The Bible says that we will be rewarded for what we have done. Not what we have believed, but done-diddley-done-done.
So what do we have to do?
In this three-part series, we’re going to look at some of the rewarded-for-what-we’ve-done scriptures, beginning with this one:
For the Son of Man is going to come in his Father’s glory with his angels, and then he will reward each person according to what he has done. (Matt 16:27)
Forget the gospel of grace, you are rewarded for doing stuff. Better get busy for Jesus.
But let scripture interpret scripture and you will see that Jesus is not promoting performance-based religion. (You knew that, right?) He’s quoting a psalm:
Surely you will reward each person according to what he has done. (Psa 62:12)
Psalm 62 is a psalm of rest, not labor. “Truly my soul finds rest in God… Yes, my soul, find rest in God” (v.1,5). Underline the doing words in this psalm and you will see that it is exhorting us to trust the Lord:
Truly he is my rock and my salvation; he is my fortress, I will not be shaken… Trust in him at all times, you people; pour out your hearts to him, for God is our refuge. (Psa 62:6)
According to David, what do we need to do to be rewarded by God?

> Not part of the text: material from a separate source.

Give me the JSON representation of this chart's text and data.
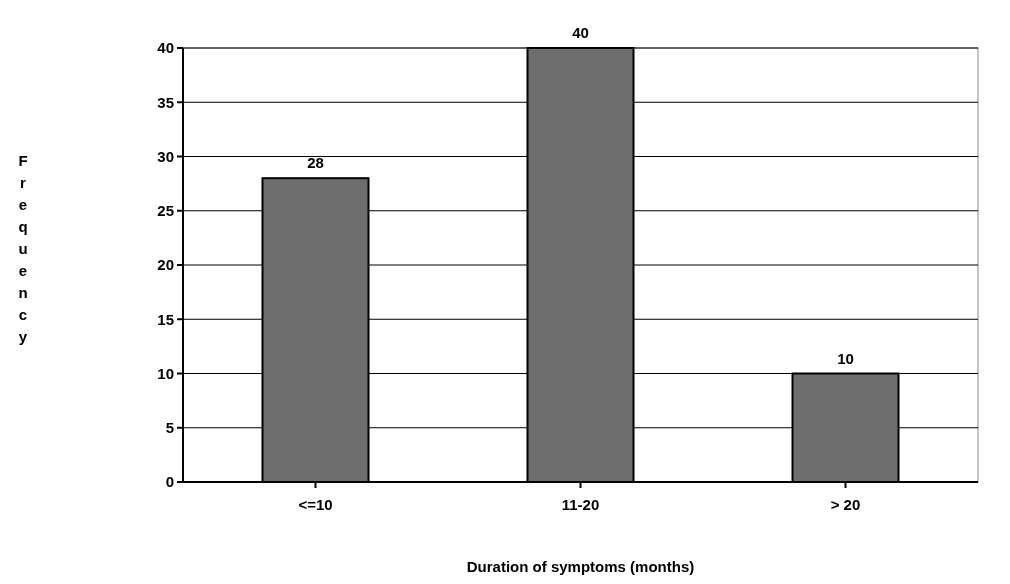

Answer: trust him, rest in him, find refuge in him.
The work that is rewarded
A fun Bible fact. When David says “you will reward each person according to what he has done” in Psalm 62 he’s referring to something God said. (See Psalm 62:11.) So in Matthew 16, Jesus is quoting David who is quoting God.
Talk about being on the same page!
And just to make things really interesting Jesus is also quoting Jeremiah, who was also quoting God:
I the Lord search the heart and examine the mind, to reward a man according to his conduct, according to what his deeds deserve. (Jer 17:10)
What deeds has Jeremiah just described in this famous chapter? What are the activities that are rewarded?
Blessed is the one who trusts in the Lord, whose confidence is in him” (Jer 17:7).
Put them together and you will see that the prophet and the psalm-writer both say we are rewarded for trusting the Lord. Resting is the work that is rewarded.
But what about Jesus? What specific deeds does Jesus refer to in Matthew 16?
Then Jesus said to his disciples, “If anyone would come after me, he must deny himself and take up his cross and follow me.” (Matt 16:24)
Jesus is not calling us to a life of self-sacrifice. He is calling us to follow him and trust in his finished work. When you were baptized into Christ, you were baptized into his death. The person you used to be no longer lives (Gal 2:20).
What does it mean to deny self?
We live in a world that rewards the bright and the beautiful, but in the kingdom of God we are not rewarded for anything we do on our own; we are rewarded on account of Jesus. David, Jeremiah and Jesus all say the same thing:
- David: Don’t trust in wealth or be envious of the rich; trust the Lord who rewards those who seek him. (Ps 62)
- Jeremiah: You’re cursed if you trust yourself and your labors, but you’ll be an evergreen tree if you trust the Lord. (Jer 17)
- Jesus: If you gain the whole world but lose your soul, you’ve lost everything. Follow me. (Matt 16)
To deny self is to quit trusting in your own efforts. It’s saying no to performance-based Christianity and the pitiful self-help messages of dead religion. It’s saying yes to Jesus who is your life and resting in his finished work.
And what is our reward?
Christ gives us nothing less than his very life. His abundant life – free from condemnation and the dog-eat-dog insecurities of worldly ambition – is the life we yearn for.
Here’s the takeaway?
This world offers you one kind of reward – the fading, rusting kind – but Jesus offers you something better. So abandon the futile quest for self-improvement – it’s a dead-end street.
Receive Christ and his righteousness and you will reign in life like a king (Rom 5:17)!